Manufacturing method of iron-nickel alloy for electron gun parts {Method of Producing Fe-Ni Alloy for the Electrode Material of an Electron-gun}

TECHNICAL FIELD This invention relates to the manufacturing method of the Fe-Ni alloy which improved the press punching property suitable as an electron gun component, for example, an electron gun electrode material.

FIG. 1 is a cross-sectional view of a known shadow mask type color brown tube, in which a panel 1 is coated with a fluorescent film 2 emitting three primary colors of red, green, and blue, and one neck portion is provided with an electron beam 3. It is equipped with a shooting electron gun (4). The electron beam 3 is deflected by the deflection yoke 5. 6 is the shadow mask and 7 is the magnetic shield.

2 (a) and 2 (b) are a perspective view and a cross-sectional view showing an electrode (grid electrode) 10 as an example of a punching machined part mounted to the electron gun 4. The electrode 10 controls electrons emitted from the cathode of the electron gun to form an electron beam, and serves to modulate the electron flow rate. Micro holes 10a, 10b, and 10c through which red, green, and blue beams pass are formed in the electrode 10 by coining and press punching, respectively.

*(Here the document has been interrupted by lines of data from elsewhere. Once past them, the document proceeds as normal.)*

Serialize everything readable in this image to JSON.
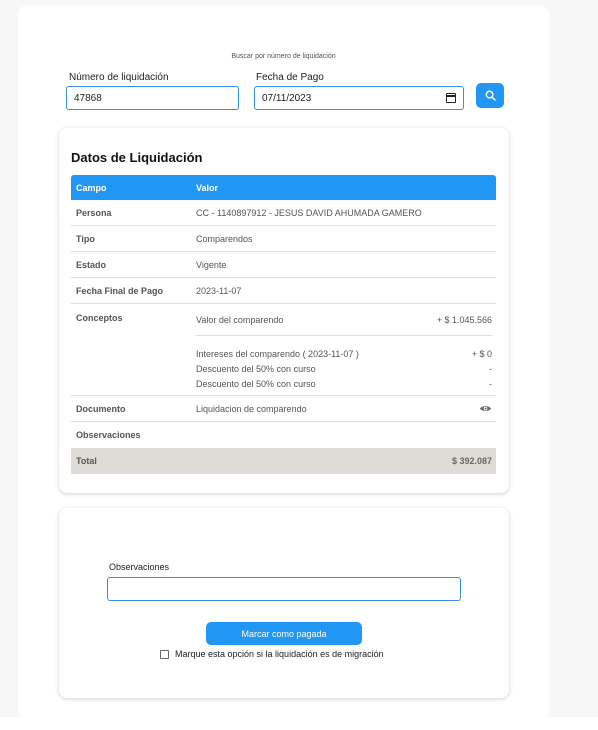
{
  "search": {
    "title": "Buscar por número de liquidación",
    "liquidation_label": "Número de liquidación",
    "liquidation_value": "47868",
    "date_label": "Fecha de Pago",
    "date_value": "07/11/2023"
  },
  "liquidation": {
    "title": "Datos de Liquidación",
    "headers": {
      "field": "Campo",
      "value": "Valor"
    },
    "persona_label": "Persona",
    "persona_value": "CC - 1140897912 - JESUS DAVID AHUMADA GAMERO",
    "tipo_label": "Tipo",
    "tipo_value": "Comparendos",
    "estado_label": "Estado",
    "estado_value": "Vigente",
    "fecha_label": "Fecha Final de Pago",
    "fecha_value": "2023-11-07",
    "conceptos_label": "Conceptos",
    "conceptos": [
      {
        "name": "Valor del comparendo",
        "amount": "+ $ 1.045.566"
      },
      {
        "name": "Intereses del comparendo ( 2023-11-07 )",
        "amount": "+ $ 0"
      },
      {
        "name": "Descuento del 50% con curso",
        "amount": "-"
      },
      {
        "name": "Descuento del 50% con curso",
        "amount": "-"
      }
    ],
    "documento_label": "Documento",
    "documento_value": "Liquidacion de comparendo",
    "observaciones_label": "Observaciones",
    "total_label": "Total",
    "total_value": "$ 392.087"
  },
  "payment": {
    "observations_label": "Observaciones",
    "observations_value": "",
    "mark_paid_label": "Marcar como pagada",
    "migration_checkbox_label": "Marque esta opción si la liquidación es de migración"
  },
  "icons": {
    "search": "search-icon",
    "calendar": "calendar-icon",
    "view": "eye-icon"
  },
  "colors": {
    "accent": "#2196f3",
    "total_row": "#dfdcd8"
  }
}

Generally, the electron gun component used for a water pipe | tube etc. is completed by press-punching process with or without coining the non-magnetic stainless steel of about 0.05-0.5 mm of plate | board thickness as mentioned above. In recent years, however, it is important to have a small thermal expansion rather than nonmagnetic in the electrode located near the cathode of the electron gun. That is, in recent years, with the high definition and the high functionality of water tubes such as computer displays, the slight numerical change due to thermal expansion of electrode parts causes the performance of the screen on the panel 1 (see FIG. 1) (color purity). ) Is supposed to affect.

Therefore, Fe-Ni alloys having low thermal expansion properties, particularly Fe-42% Ni alloys (42 alloys), have started to be used as electrode materials, but conventional 42 alloys have micropores 10a, 10b and 10c in the electrode parts. When punching, there is a problem that a burr B occurs in the leading edge 10e (see FIG. 2) from which the punch cuts out the residue of the sheet. Scratches generated during the punching process adversely affect the control of the electron beam, and show a fatal defect in the electron gun. As the water tube becomes more sophisticated in the future, the demand for reducing scratches on the electron gun components is becoming more and more strict.

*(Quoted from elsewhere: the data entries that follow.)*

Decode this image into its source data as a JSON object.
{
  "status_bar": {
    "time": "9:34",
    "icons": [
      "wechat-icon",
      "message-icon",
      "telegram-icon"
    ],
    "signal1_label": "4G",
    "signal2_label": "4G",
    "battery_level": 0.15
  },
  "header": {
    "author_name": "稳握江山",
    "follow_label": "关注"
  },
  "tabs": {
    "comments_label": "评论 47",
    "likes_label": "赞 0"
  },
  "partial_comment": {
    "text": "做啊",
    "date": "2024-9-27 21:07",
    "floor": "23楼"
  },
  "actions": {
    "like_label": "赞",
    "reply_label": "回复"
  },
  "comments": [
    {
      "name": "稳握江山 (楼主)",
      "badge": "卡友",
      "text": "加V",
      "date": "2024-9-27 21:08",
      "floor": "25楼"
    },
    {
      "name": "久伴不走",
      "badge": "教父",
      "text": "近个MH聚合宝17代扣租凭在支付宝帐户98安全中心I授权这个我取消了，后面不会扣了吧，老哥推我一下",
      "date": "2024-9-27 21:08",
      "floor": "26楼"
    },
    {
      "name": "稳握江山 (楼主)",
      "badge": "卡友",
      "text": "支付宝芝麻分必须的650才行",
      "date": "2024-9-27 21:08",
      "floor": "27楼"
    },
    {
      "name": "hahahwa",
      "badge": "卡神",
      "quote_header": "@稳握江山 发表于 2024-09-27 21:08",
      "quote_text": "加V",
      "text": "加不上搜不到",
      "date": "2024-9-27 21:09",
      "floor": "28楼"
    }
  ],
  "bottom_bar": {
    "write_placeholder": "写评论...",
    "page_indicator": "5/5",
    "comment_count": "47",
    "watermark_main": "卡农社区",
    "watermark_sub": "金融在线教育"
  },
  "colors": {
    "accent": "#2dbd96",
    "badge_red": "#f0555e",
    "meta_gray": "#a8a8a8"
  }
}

Background Art Conventionally, proposals for improving the punchability of Fe-Ni alloys have been disclosed in JP-A-6-184703, JP-A 6-122945, JP-A-7-3400, and JP-A. Publication No. 7-34199.

Among them, Japanese Unexamined Patent Application Publication No. 6-184703 discloses that the S content is defined as 0.002 to 0.05%, and the S or S compound is dispersed at the grain boundary or in the mouth. However, simply adding S, which is a high machinability element, and specifying the content thereof can sufficiently suppress scratches generated during processing of parts requiring high precision, which has recently increased in demand. There is a problem that can not be.

Next, Japanese Patent Laid-Open Nos. 6-122945, 7-3400, and 7-34199 disclose strength enhancing elements such as Ti, Nb, V, Ta, W, and Zr. Proposed to suppress the occurrence of scratches in addition to the increase in hardness and deterioration of the appropriateness has been made, there is a problem that the life of the mold due to the increase in hardness decreases.

Accordingly, an object of the present invention is to provide a method for producing a Fe-Ni alloy for an electron gun component, which solves the problems of the prior art and does not cause a problem of lowering the life of a mold and improving press punching property.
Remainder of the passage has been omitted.